Context: ‘The (not-so) Grand National’ – An expressionist portrait artist response

With The Grand National around the corner, I’ve been thinking about the whole thing in greater detail. We’ve all heard the tales of what happens to the horses that don’t leave the starting gates  /̵͇̿̿/’̿’̿ ̿ ̿̿ ̿̿ ̿̿  … This concerning idea led me to undertake a little inquisitive research, which brought to the surface some pretty alarming insights, including:

A total of 59 horses have been killed as a result of racing at the three-day Grand National Meeting since the year 2000 [Click here for source].

I mean, I’m all for fun (I myself bet on a few races here and there) but sh*t-the-bed… I wasn’t fully aware of the extent. I mean of course that wouldn’t be publicised given how lucrative the event is (£300million is spent on the single main event in the UK alone).

Animal Aid [LINK] are the leading campaign group that calls for a ban on the world’s most dangerous horse race, the Grand National.

Taken from the company’s website:

“The Grand National is a deliberately perilous horse race that is staged at Aintree Racecourse in England. It’s run over a stamina sapping four-and-a quarter miles and has 30 hazardous fences that, the 40 horses who take part, are forced to jump. Throughout its history the race has been infamous for killing horses.

The British Horseracing Authority (BHA) is responsible for race horse welfare but has failed to curb the number of fatalities at the course, as well as at other racecourses across Great Britain. In an ongoing campaign, Animal Aid has asked the government for the BHA to be replaced with an independent body that would take meaningful action to stop horses from losing their lives.”

I wrote recently about my approach to visual art [LINK] where I explained how I try to paint in a ‘connected’ way, relying on the present moment to dictate the direction for my work. With that being said, although I didn’t plan this painting, I intuitively created the now-titled ‘The (not-so) Grand National’ – which I now in retrospect understand expressively explores my questions & concerns around the three-day event.

What do you mean by intuitively / what was the process?, I hear you ask…
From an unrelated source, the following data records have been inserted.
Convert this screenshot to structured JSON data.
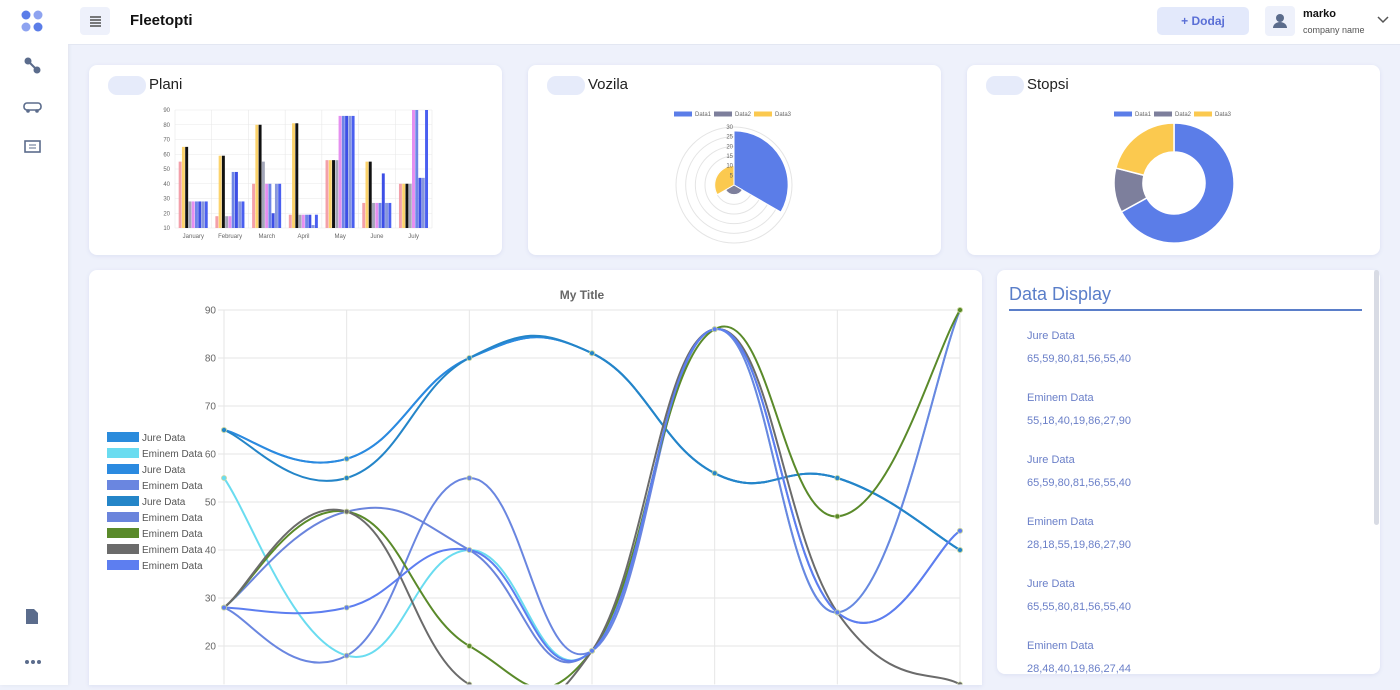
{
  "header": {
    "title": "Fleetopti",
    "button": "+ Dodaj",
    "user": "marko",
    "company": "company name"
  },
  "cards": [
    {
      "title": "Plani"
    },
    {
      "title": "Vozila"
    },
    {
      "title": "Stopsi"
    }
  ],
  "data_display": {
    "title": "Data Display",
    "items": [
      {
        "label": "Jure Data",
        "values": "65,59,80,81,56,55,40"
      },
      {
        "label": "Eminem Data",
        "values": "55,18,40,19,86,27,90"
      },
      {
        "label": "Jure Data",
        "values": "65,59,80,81,56,55,40"
      },
      {
        "label": "Eminem Data",
        "values": "28,18,55,19,86,27,90"
      },
      {
        "label": "Jure Data",
        "values": "65,55,80,81,56,55,40"
      },
      {
        "label": "Eminem Data",
        "values": "28,48,40,19,86,27,44"
      }
    ]
  },
  "chart_data": [
    {
      "type": "bar",
      "categories": [
        "January",
        "February",
        "March",
        "April",
        "May",
        "June",
        "July"
      ],
      "ylim": [
        10,
        90
      ],
      "yticks": [
        10,
        20,
        30,
        40,
        50,
        60,
        70,
        80,
        90
      ],
      "grid": true,
      "series": [
        {
          "color": "#f3a0aa",
          "values": [
            55,
            18,
            40,
            19,
            56,
            27,
            40
          ]
        },
        {
          "color": "#fcd36c",
          "values": [
            65,
            59,
            80,
            81,
            56,
            55,
            40
          ]
        },
        {
          "color": "#111111",
          "values": [
            65,
            59,
            80,
            81,
            56,
            55,
            40
          ]
        },
        {
          "color": "#a3a6b8",
          "values": [
            28,
            18,
            55,
            19,
            56,
            27,
            40
          ]
        },
        {
          "color": "#e58ff0",
          "values": [
            28,
            18,
            40,
            19,
            86,
            27,
            90
          ]
        },
        {
          "color": "#6f86e6",
          "values": [
            28,
            48,
            40,
            19,
            86,
            27,
            90
          ]
        },
        {
          "color": "#3d4fe6",
          "values": [
            28,
            48,
            20,
            19,
            86,
            47,
            44
          ]
        },
        {
          "color": "#8797dc",
          "values": [
            28,
            28,
            40,
            12,
            86,
            27,
            44
          ]
        },
        {
          "color": "#4a5ff0",
          "values": [
            28,
            28,
            40,
            19,
            86,
            27,
            90
          ]
        }
      ]
    },
    {
      "type": "polarArea",
      "categories": [
        "Data1",
        "Data2",
        "Data3"
      ],
      "values": [
        28,
        5,
        10
      ],
      "colors": [
        "#5b7de8",
        "#7d7f9c",
        "#fbc94f"
      ],
      "rlim": [
        0,
        30
      ],
      "rticks": [
        5,
        10,
        15,
        20,
        25,
        30
      ]
    },
    {
      "type": "doughnut",
      "categories": [
        "Data1",
        "Data2",
        "Data3"
      ],
      "values": [
        67,
        12,
        21
      ],
      "colors": [
        "#5b7de8",
        "#7d7f9c",
        "#fbc94f"
      ]
    },
    {
      "type": "line",
      "title": "My Title",
      "categories": [
        null,
        null,
        null,
        null,
        null,
        null,
        null
      ],
      "ylim": [
        12,
        90
      ],
      "yticks": [
        20,
        30,
        40,
        50,
        60,
        70,
        80,
        90
      ],
      "grid": true,
      "legend": "left",
      "series": [
        {
          "name": "Jure Data",
          "color": "#2a8bdc",
          "values": [
            65,
            59,
            80,
            81,
            56,
            55,
            40
          ]
        },
        {
          "name": "Eminem Data",
          "color": "#6adcf0",
          "values": [
            55,
            18,
            40,
            19,
            86,
            27,
            90
          ]
        },
        {
          "name": "Jure Data",
          "color": "#2b8ae0",
          "values": [
            65,
            59,
            80,
            81,
            56,
            55,
            40
          ]
        },
        {
          "name": "Eminem Data",
          "color": "#6a86e0",
          "values": [
            28,
            18,
            55,
            19,
            86,
            27,
            90
          ]
        },
        {
          "name": "Jure Data",
          "color": "#2485c8",
          "values": [
            65,
            55,
            80,
            81,
            56,
            55,
            40
          ]
        },
        {
          "name": "Eminem Data",
          "color": "#6a84dc",
          "values": [
            28,
            48,
            40,
            19,
            86,
            27,
            44
          ]
        },
        {
          "name": "Eminem Data",
          "color": "#5a8a2a",
          "values": [
            28,
            48,
            20,
            19,
            86,
            47,
            90
          ]
        },
        {
          "name": "Eminem Data",
          "color": "#6b6b6b",
          "values": [
            28,
            48,
            12,
            19,
            86,
            27,
            12
          ]
        },
        {
          "name": "Eminem Data",
          "color": "#5d7ef0",
          "values": [
            28,
            28,
            40,
            19,
            86,
            27,
            44
          ]
        }
      ]
    }
  ]
}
Following my research into the event as noted above, I ended up down a rabbit hole of exploring the horse paintings and drawings by Salvador Dali; which must’ve intuitively inspired me in some way. It’s a rather peculiar feeling staring at a blank canvas and having no idea what’s about to happen. Prior to painting, I try to centre myself (often using meditation) within the present moment and it’s no surprise that, more-often-than-not, my visual work tends to reflect my then current personal concerns, curiosities, and life experience. I guess that’s part of the beauty of expressionism.

After the initial layering process over a period of a few weeks or so, a loose and gestural horse announced itself next a male figure. It was in this moment that I realised what this painting was all about. The male figure seemed to be reaching for something. Which is what prompted the application of the signed spud-gun that I had laying around the studio… which was purchased due to my dismay that Paris artist Monsieur Jamin [LINK] had no idea what a spud-gun was… naturally I spent most of the day shooting him with it when he came to work with me in my Cotswold (Stroud) studio [LINK]. I’ve kept hold of this spud-gun for a good few years – feeling sure that it had a novelty role to play in my future visual work in some way. Read into the painting as you will!